Я не знал, что ответить, стоял и думал, что бы такое сказать, чтобы вежливо было.
— Ты это… — сказал вдруг Сомов, закашлявшись.
— Что? — не понял я.
— Погоди, — остановился Сомов и, оглянувшись вокруг, тихо сказал, — а что тебе ещё снилось?
— Да ничего вроде, — сначала не понял я (мыслями был там, рядом с Анфисой).
— Я о том сне, где мой прадед… — терпеливо принялся объяснять Сомов, — он ещё что-то говорил?
— Говорил, — вспомнил я вторую просьбу Серафима Кузьмича, — сказал передать вам его запрет сыпать дуст под капусту.
— П-почему? — от удивления Герасим аж заикаться стал.
— Потому что это яд, — сказал я.
— Он так сказал?
— Он.
— И всё?
— Да вроде и всё.
— Ну ты это… если что вспомнишь ещё — говори, — сказал Сомов и быстрым шагом пошел дальше.
Вот жук! Значит нашел-таки клад. И даже ни слова не сказал.
Сплюнув с досады, я пошел своей дорогой.
По мере приближения к болотцу, мой шаг становился всё медленнее и медленнее. Не сказать, что я думал, что это
Да нет, бред какой-то. Ему явно было фиолетово на неё.
А кто тогда? Отец? Тоже вряд ли. Если после обмазанного дёгтем забора не убил. То сейчас тем более. Всё-таки родная дочь. К тому же, как я понял — единственная.
От болотца тянуло сыростью, торфом и сладковатым вереском. Земля под ногами зачавкала. Я старался искать место, куда ставить ногу — не хватало ещё ботинки промочить.
Чуть в стороне, в камышах, послышались голоса. Я ускорился.
Через пару шагов вышел к людям.
— А ты чего здесь делаешь? — сердито спросил Гудков.
— Зубатов сказал передать, что он ушел агитировать, — сказал я, немного подкорректировав, как всё действительно было.
— Ладно, иди уже, — чуть смягчился тон Гудкова, — девчатам нашим скажи, что мы тут задержимся.
— А где Анфиса? — спросил я, сглотнув комок в горле. — я гляну только.

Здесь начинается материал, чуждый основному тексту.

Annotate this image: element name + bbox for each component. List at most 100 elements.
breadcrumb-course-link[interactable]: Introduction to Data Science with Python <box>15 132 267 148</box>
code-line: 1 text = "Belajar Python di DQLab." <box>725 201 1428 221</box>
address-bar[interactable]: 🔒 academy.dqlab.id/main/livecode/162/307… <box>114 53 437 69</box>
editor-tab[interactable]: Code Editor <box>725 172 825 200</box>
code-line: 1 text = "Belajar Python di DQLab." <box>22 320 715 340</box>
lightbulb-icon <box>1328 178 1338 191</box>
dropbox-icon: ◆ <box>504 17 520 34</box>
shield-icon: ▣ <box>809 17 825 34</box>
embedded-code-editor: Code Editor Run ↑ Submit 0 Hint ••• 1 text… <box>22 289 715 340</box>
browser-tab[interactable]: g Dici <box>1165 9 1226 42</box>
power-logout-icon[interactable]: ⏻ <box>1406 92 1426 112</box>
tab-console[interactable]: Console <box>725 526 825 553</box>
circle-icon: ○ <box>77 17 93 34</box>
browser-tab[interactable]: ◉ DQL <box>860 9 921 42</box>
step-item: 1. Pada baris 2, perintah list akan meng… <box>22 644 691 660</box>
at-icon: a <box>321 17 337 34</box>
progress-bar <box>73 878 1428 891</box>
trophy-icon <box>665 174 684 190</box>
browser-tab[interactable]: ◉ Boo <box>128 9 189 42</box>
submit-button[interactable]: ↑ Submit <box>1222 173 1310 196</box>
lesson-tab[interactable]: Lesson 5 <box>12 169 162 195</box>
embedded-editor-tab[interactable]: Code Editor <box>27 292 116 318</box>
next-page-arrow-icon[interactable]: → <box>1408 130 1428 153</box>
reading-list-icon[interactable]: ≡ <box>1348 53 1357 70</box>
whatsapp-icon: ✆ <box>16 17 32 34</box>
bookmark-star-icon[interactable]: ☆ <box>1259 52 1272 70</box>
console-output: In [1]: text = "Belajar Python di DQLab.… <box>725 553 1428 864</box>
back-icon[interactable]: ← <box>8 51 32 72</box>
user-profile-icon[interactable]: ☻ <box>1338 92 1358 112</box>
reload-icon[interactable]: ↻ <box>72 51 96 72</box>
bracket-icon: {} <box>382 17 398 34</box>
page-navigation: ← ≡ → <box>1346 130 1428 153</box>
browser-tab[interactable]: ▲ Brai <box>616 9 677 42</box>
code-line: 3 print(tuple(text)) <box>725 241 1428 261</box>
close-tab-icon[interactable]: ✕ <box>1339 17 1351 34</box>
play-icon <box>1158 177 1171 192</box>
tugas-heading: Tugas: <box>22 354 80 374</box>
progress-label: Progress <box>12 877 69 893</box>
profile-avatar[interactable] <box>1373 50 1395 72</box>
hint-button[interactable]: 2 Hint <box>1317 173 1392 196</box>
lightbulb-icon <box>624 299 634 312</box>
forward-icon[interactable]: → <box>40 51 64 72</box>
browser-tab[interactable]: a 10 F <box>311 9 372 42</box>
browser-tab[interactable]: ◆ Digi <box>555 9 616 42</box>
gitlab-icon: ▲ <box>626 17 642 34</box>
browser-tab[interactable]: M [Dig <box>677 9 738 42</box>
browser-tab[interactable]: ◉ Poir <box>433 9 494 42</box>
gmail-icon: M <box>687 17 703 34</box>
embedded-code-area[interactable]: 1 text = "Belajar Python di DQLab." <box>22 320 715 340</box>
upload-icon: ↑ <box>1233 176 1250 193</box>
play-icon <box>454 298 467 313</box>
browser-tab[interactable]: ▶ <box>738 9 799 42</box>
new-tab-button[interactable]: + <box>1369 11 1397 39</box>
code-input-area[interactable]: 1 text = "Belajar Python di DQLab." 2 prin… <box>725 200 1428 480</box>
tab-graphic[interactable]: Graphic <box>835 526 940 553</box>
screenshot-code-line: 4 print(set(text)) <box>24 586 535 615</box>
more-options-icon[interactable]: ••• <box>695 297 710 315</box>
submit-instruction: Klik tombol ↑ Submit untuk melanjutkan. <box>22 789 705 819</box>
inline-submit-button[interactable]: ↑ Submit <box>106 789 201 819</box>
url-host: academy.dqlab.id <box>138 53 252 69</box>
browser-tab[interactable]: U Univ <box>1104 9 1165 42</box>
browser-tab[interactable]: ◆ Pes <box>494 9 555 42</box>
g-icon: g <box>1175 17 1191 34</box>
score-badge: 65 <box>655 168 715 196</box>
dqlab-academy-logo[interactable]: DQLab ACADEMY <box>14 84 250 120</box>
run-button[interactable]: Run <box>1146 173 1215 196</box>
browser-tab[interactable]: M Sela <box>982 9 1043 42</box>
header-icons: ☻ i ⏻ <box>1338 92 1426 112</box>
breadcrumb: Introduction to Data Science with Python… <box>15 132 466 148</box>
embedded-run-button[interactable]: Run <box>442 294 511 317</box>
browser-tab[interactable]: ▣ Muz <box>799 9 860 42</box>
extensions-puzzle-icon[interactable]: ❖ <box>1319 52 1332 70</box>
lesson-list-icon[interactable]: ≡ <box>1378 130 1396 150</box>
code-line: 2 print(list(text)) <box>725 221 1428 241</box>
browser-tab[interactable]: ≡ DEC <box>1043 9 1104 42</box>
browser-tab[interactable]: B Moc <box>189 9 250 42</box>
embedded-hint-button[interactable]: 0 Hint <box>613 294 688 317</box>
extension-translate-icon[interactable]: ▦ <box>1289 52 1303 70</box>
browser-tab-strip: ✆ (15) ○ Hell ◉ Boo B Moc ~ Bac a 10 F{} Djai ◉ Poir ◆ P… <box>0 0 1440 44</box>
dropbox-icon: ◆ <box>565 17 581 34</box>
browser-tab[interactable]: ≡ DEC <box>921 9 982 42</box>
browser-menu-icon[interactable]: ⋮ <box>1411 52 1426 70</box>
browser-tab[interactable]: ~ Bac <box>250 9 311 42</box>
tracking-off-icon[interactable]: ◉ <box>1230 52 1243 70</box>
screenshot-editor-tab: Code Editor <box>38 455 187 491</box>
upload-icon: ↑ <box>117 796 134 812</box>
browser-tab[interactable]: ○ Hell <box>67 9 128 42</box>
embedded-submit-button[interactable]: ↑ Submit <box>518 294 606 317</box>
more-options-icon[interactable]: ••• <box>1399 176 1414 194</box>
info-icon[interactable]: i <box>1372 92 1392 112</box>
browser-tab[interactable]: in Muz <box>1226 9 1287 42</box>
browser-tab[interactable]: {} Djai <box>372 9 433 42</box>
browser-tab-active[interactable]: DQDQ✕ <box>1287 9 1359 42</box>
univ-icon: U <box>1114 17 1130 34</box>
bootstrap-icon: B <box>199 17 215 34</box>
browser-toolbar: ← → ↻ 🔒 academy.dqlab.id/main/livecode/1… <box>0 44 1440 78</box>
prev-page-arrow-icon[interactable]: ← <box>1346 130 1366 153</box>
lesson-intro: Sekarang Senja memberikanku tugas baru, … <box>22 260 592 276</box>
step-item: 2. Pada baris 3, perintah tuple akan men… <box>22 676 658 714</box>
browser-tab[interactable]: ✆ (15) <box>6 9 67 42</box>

— Перебьешься, — рыкнул Гудков. — Тем более её уже в холодную увезли. Следователь из города приехал. Разбираться теперь будет.
— Но…
— Иди давай! — повысил голос Гудков и добавил, — ишь, любопытный какой.
Пришлось уйти. Для виду. На самом деле, я немного отошел в сторону и, как только меня скрыли камыши, тихонечко, по кругу, вернулся, но так, чтобы меня видно не было. Голоса было слышно чуть сбоку, но глухо. Слова различить было тяжело.
— Енох, — тихо позвал я.
Ноль реакции.
— Енох, мать твою! — иди сюда! А то я сейчас твою деревяшку прямо тут утоплю! — зашипел я.
— И что ты так сердишься? — замерцал Енох и сообщил преисполненным добродетели голосом. — Перестань гневаться и оставь ярость; ибо дающие зло истребятся, уповающие же на Господа наследуют землю…*
— Ты можешь пойти послушать, о чём они говорят?
— Могу. Но не хочу, — с чувством титанического самоуважения ответил призрак.
Я вытащил из-за пазухи дощечку и продемонстрировал строптивому недоразумению.
— Да понял я! — вспыхнул Енох и исчез.
Я остался в одиночестве. Рядом звенел комар, невзирая на холодную погоду. Очевидно на болоте был свой микроклимат или свои комариные законы. Зябко поёжившись, я приготовился ждать.